Publication Date

November 1, 1994

Perspectives Section

AHA Activities

December 1994 marks the 10th anniversary of the Joan Kelly Memorial Prize in Women’s History. Ten years is recent enough for many historians of women to remember how eagerly we sought the establishment of a prize sponsored by the American Historical Association not only to honor Joan Kelly but as a statement of the coming of age of the field of women’s history. Ten years is also far enough in the past for a new generation of historians to perceive both the prize and the field of women’s history as a fait accompli hardly worthy of celebration. After all, why draw special attention to an area of scholarship now so deeply embedded in every aspect of social, cultural, and even political history? Why do we have a prize named after Joan Kelly? Who was she and what does her spirit mean for us today?

Trained as a Renaissance historian at Columbia University and touched by the women’s movements of the late 1960s, Joan Kelly began to explore the field of women’s history in the early 1970s. In collaboration with Gerda Lerner, she set up the first M.A. degree program in women’s history in the United States at Sarah Lawrence College. The investigations on which she then embarked, Catharine Stimpson has noted, “altered the history of the Renaissance and shaped that of women.” Kelly introduced into a still nascent field the idea that seeing from the vantage point of women would enable historians to revision and reinterpret the past. She refused the distinction between public and private, becoming one of the first historians to insist on exploring linkages rather than disjunctures in the relations between men and women. She relied on an increasingly sophisticated and expansive theoretical apparatus (first Marxist, then feminist) to offer new interpretations of widely accepted aspects of historical change. Above all, Kelly’s work demonstrated how understanding the roots of consciousness and its power to effect social and political change could link the world of ideas to the active pursuit of social change to which she was passionately committed.

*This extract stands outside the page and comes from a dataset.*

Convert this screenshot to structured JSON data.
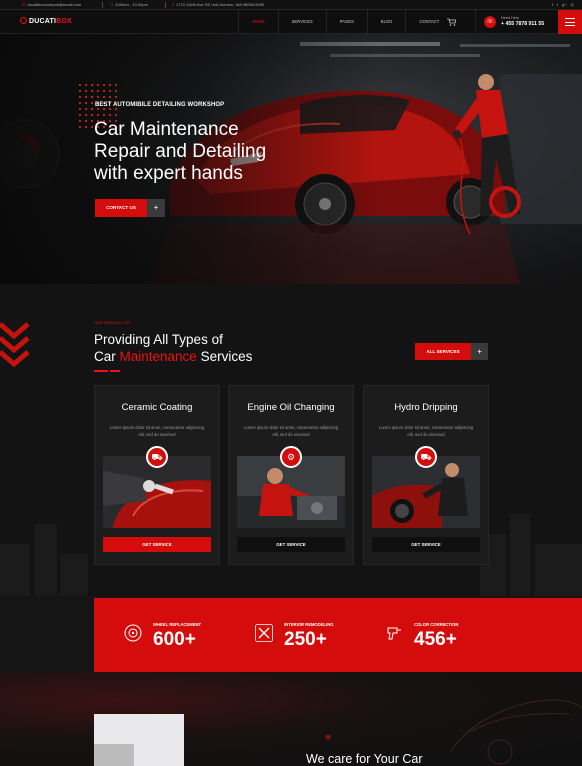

When Joan died in the summer of 1982, we missed her bold and inspiring stance—her sense that women’s history opened “an entire world of learning.” For Kelly, women’s history was an intellectual adventure. In the preface to her posthumously published collection of essays, Women, History, and Theory, Kelly described the moment of engagement with women’s history as “a profoundly frightening feeling of all coherence gone, followed by restoration, if not of a new order, at least of a new direction.”

How would we continue to work in that spirit without her? A prize seemed like a perfect answer. The idea came from women who, like her, had opened up the field, and like her, had grown and renewed the profession as they learned together. The Coordinating Committee of Women in the Historical Profession, of which she was a founding member and in which she remained active, took the lead. With the enthusiastic support of the AHA Research Division and the Council, the idea became a reality. This was a prize that would recognize not only the emergence of a new field, but its continuing salience. This was a prize that would not only memorialize Joan Kelly, but, by drawing attention to the vitality and creativity of the changing and expanding field of women’s history, would continually remind us to engage with the past in our own ways.

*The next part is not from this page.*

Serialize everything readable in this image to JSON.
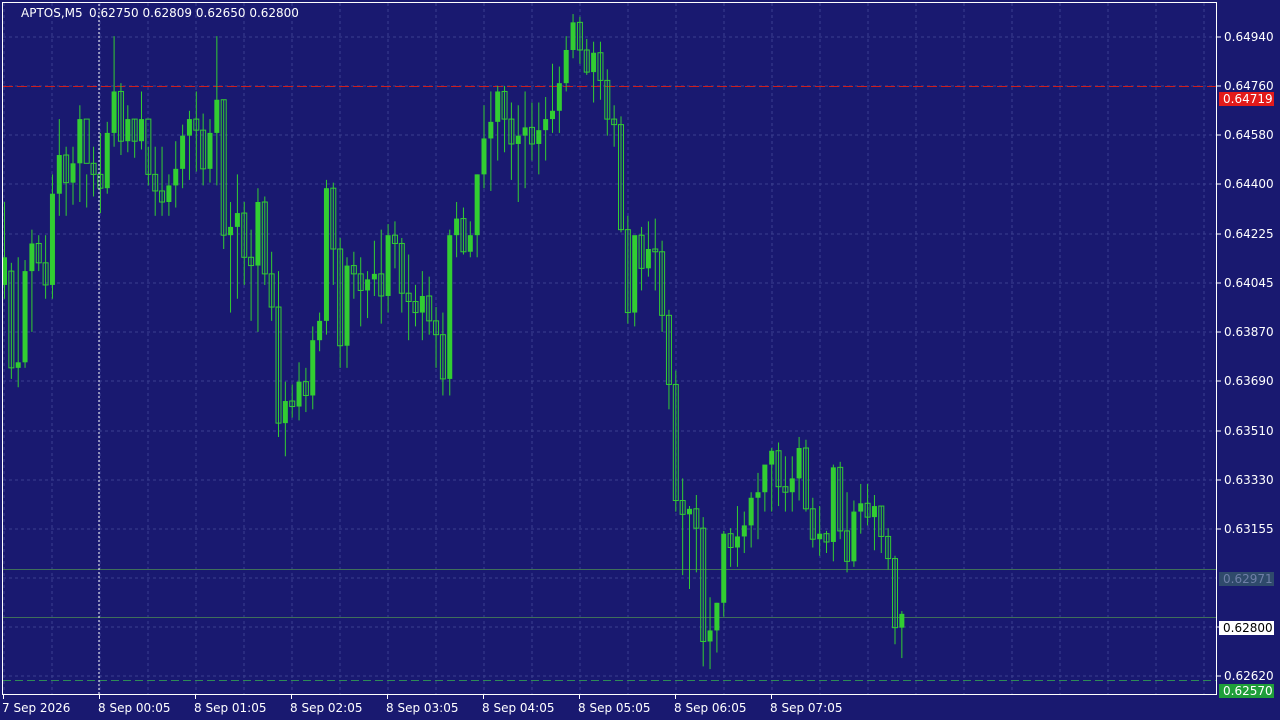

The winners of the Joan Kelly Prize include Rosalind Petchesky, Abortion and Woman’s Choice: The State, Sexuality, and the Conditions of Reproductive Freedom; Claire G. Moses, French Feminism in the Nineteenth Century; Gerda Lerner, The Creation of Patriarchy; Ruth Milkman, Gender at Work: The Dynamics of Job Segregation by Sex during World War II; Linda Gordon, Heroes of Their Own Lives: The Politics and History of Family Violence, 1880–1960; Joan Wallach Scott, Gender and the Politics of History; Mary H. Blewett, Women and Work: Class, Gender, and Protest in the New England Shoe Factory, 1780–1910; Laurel Thatcher Ulrich, A Midwife’s Tale: The Life of Martha Ballard Based on Her Diary, 1785–1812; Susan Glenn, Daughters of the Shtetl: Life and Labor in the Immigrant Generation; Victoria de Grazia, How Fascism Ruled Women: Italy, 1922–45; and Evelyn Brooks Higginbotham, Righteous Discontent: The Women’s Movement in the Black Baptist Church, 1880–1920. This distinguished list reflects the energy and creativity that continue to infuse the field of women’s history as it opens new terrain for exploration.

As we enter the second decade of the Joan Kelly Memorial Prize we can expect that its recipients will pay increasing attention to issues Joan Kelly could only have anticipated. The complex field of women’s history now involves the use of such generative categories as gender theory, global feminism, and alternative narratives. In these and other uncharted arenas lie the connecting links between the traditional work we admire and a new enterprise that expands the boundaries of the entire discipline. To honor this effort, to continue to offer a prize commensurate with the important ideas it rewards, requires that the fund be regularly replenished. Like all endowed funds, this one has suffered from a decline in interest rates. Supporting it now recommits us all to an active search for new ways of understanding our past.

Alice Kessler-Harris teaches history and is director of the Women Studies Program at Rutgers University. Amy Swerdlow taught history at Sarah Lawrence University until her retirement in January.